2015/09/21

Indigesto

Underneath the skin there's a human
Buried deep within there's a human
And despite everything I'm still human
But I think I'm dying here

Daughter, Human


Antes de machucar e abandonar (não exatamente nessa ordem, dependo do caso) quem estava a seu lado, a ponto de não conseguir - nem ao menos cogitar - pedir para voltar, pedir perdão, já tinha machucado e abandonado a si mesmo há tempos. Quando percebeu o desmoronamento, já estava com um pé preso numa coluna de metal pesado reforçada com desprezo e remorso, e conseguiu apenas se deixar ser engolido pela destruição
Apesar de destroçado, mantém firme seu orgulho, talvez o pouco de força que lhe reste é aplicada nisto, mostra que (ainda) é forte, que não sente falta, que não precisa de companhia, e talvez até convença outrem ainda com pouca intimidade que é autossuficiente e consegue se manter em pé e lúcido sozinho. No fundo de uma caverna que só ele conhece a entrada e permitiu até hoje o acesso de um número mínimo de pessoas, sabe-se que todo o esquema de um arranha-céu fundado autonomia e segurança é um holograma  para uma cabana de cobertores coberta por aflição e carência, vizinha de uma represa de lágrimas.
A cidade, a comida, a solidão, a companhia, o quarto, as ruas, os cigarros, o álcool lhe fazem mal, mas ainda assim insiste. Por mais que odeie tudo isso, no sentido de não suportar mais, sabe que sem isso tudo não é. Não existe. De qualquer jeito, se está bem em harmonia ou mal em melancolia, não existe - da maneira que gostaria de existir.

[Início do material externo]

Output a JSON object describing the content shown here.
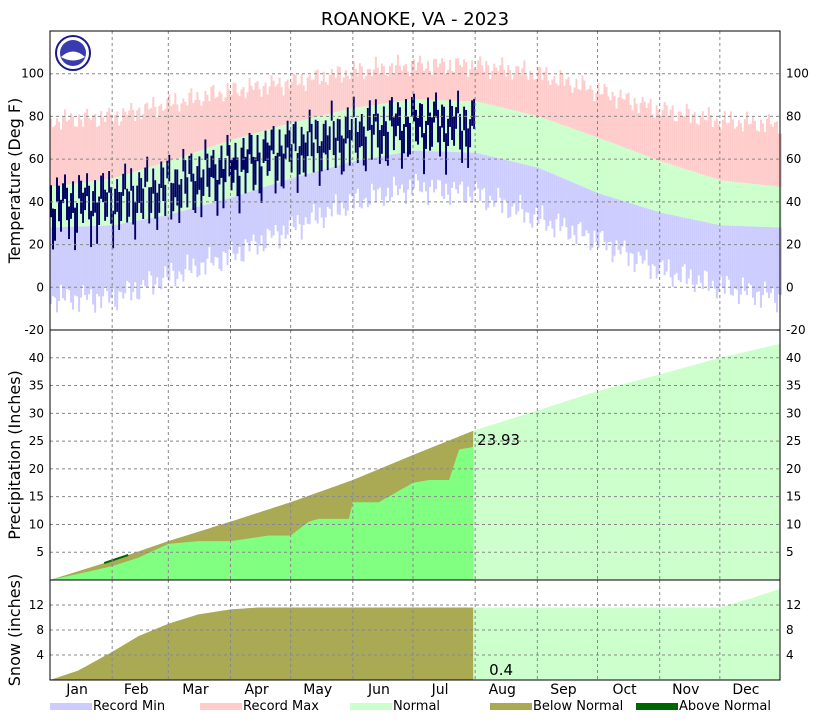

Eis um paradoxo, não está satisfeito com o arranjo de sua existência, contudo desconhece uma forma, ou um caminho para tal, que poderia deixá-lo completo.
Não consegue engolir o que é, vomita, tenta novamente, os pedaços de sua essência que antes deslizavam suavemente pela garganta, como a mão de alguém que afaga o rosto do primeiro amor, passaram a agarrar a frágil carne e machucar todo e qualquer pedaço de sua mente, como os últimos dias de um romance arruinado.
Não se deve perder tempo para julgar a quem se atribui a culpa pelo desencadeamento da avalanche de estragos, pois várias pessoas seriam responsabilizadas por algo que fizeram, algumas até sem intenção de dolo. Memórias infelizes foram alocadas em algum canto do interior do ser em questão e incharam a ponto de causar uma explosão e muitas cicatrizes. O acumulador de mágoas desaprendeu a administrá-las, e, durante um porre possivelmente, deixou as gaiolas abertas dentro de seu peito e, com mãos trêmulas, sem controle, conseguiu apenas conviver com todas elas, deixando que o arranhassem e falassem por ele. Não culpava o passado nem o que as pessoas lhe fizeram ou disseram, a culpa era do conjunto que possibilitou tudo desandar de forma tão particular e desastrosa.
Pensava em portar um artigo de trinta e quatro páginas sobre como sua cabeça funcionava e consequentemente funcionavam seus comportamentos sociais ao se apresentar a alguém, fosse amizade ou amor em potencial, para que não se magoassem tão facilmente - quanto ele se magoava, às vezes, por nada - e entendessem que, se quiserem tal companhia, estariam entrando numa tempestade natural: descontrole e desespero.
Não espera compaixão de ninguém, nem ao menos que insistam em permanecer a seu lado por dó de uma essência tão desgraçada, deseja que fiquem porque sentem interesse por alguma de suas qualidades... Sim, tem algumas e acredita que são grandes… Não quer forçar ninguém a ficar e pensa em rasgar todo histórico vivido com a outra pessoa, caso julgar o distanciamento melhor que a dor de estar ao lado de alguém cada vez mais perdido. Não sabe se ainda é capaz de conviver em paz com quer que seja sem inesperadamente entrar em crise e desaparecer, mesmo que seja um desaparecimento apenas interno e não seja mais possível enxergar seu núcleo.
Por fim, chegou a um lugar em seu deserto onde não é capaz de fazer uma mensagem atingir qualquer resposta. A subliminaridade de seus gestos não tem mais o mesmo alcance, se é que tiveram alguma força anteriormente. A redoma de isolamento criada por ele mesmo torna delicado qualquer movimento de aproximação, que arrisca não só o distanciamento a se arruinar, como também todo o resto.